A hit from the vaults: Dumas père’s final work, reconstructed from 140-year-old newspapers.
Dumas is renowned, of course, for swashbuckling tales such as The Three Musketeers and The Count of Monte Cristo, studded with cliffhangers and moral lessons lightly delivered. This title is of a piece, the wrinkle being that Dumas wrote it, à la Dickens, as a newspaper serial and was far from finishing the story when he died. Dumas scholar Claude Schopp, whose literary detective work is responsible for this book, published in France in 2005, hazards missing links and provides the closing chapters, working from Dumas’s notes; it’s a neat bit of literary sleight-of-hand. While telling a grand tale of adventure, Dumas reminds his readers that the glorious France of the Napoleonic era had plenty of inglorious moments. His Napoleon is smart and power-hungry, as he announces in the opening sentence: “Now that we are in the Tuileries…we must try to stay.” Easier said than done, for Napoleon is surrounded by enemies, mostly of the scheming-politician variety, and distracted from his duties by his wife’s lavish spending; there are wars to fight, too, and much else to be done.

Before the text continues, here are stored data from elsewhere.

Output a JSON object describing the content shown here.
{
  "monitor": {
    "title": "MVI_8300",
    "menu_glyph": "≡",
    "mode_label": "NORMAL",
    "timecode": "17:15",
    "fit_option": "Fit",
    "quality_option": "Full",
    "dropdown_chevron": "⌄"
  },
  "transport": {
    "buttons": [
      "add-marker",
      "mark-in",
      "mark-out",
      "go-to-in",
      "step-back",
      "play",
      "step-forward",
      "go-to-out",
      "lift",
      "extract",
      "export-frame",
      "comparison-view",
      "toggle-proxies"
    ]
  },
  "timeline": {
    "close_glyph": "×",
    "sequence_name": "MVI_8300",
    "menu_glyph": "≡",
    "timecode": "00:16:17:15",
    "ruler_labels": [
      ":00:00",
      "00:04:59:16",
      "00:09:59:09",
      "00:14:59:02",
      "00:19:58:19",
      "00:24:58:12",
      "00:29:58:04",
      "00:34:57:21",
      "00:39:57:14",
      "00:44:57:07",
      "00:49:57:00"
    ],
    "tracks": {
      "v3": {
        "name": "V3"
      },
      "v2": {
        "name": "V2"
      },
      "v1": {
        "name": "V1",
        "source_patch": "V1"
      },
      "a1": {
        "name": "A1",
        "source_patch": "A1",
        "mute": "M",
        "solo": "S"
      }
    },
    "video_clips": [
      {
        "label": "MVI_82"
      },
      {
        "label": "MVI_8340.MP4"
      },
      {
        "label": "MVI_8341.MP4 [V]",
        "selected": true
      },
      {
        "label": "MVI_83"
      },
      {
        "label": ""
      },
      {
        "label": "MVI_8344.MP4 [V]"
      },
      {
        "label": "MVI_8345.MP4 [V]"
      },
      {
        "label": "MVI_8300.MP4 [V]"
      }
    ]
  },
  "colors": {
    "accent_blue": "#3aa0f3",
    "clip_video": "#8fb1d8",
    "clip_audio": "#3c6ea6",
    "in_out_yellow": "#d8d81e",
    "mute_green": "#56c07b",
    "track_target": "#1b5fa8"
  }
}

Enter the noble Saint-Hermine, stripped of his title, who, chapter by chapter, hacks his way across land and sea to redeem himself at places such as Trafalgar, where Dumas movingly depicts the death of Lord Nelson and breaks the fourth wall in the bargain (“It seems to me that one of the greatest warriors the world has ever known should be accompanied all the way to death’s door, if not by a historian, at least by a novelist”). Hermine has his enemies, too, and even a few friends, and sometimes both at once, among them the only man whom Napoleon fears—ah, and therein hangs a tale.
A big book, and a pleasure for anyone who thrills at the likes of D’Artagnan and company.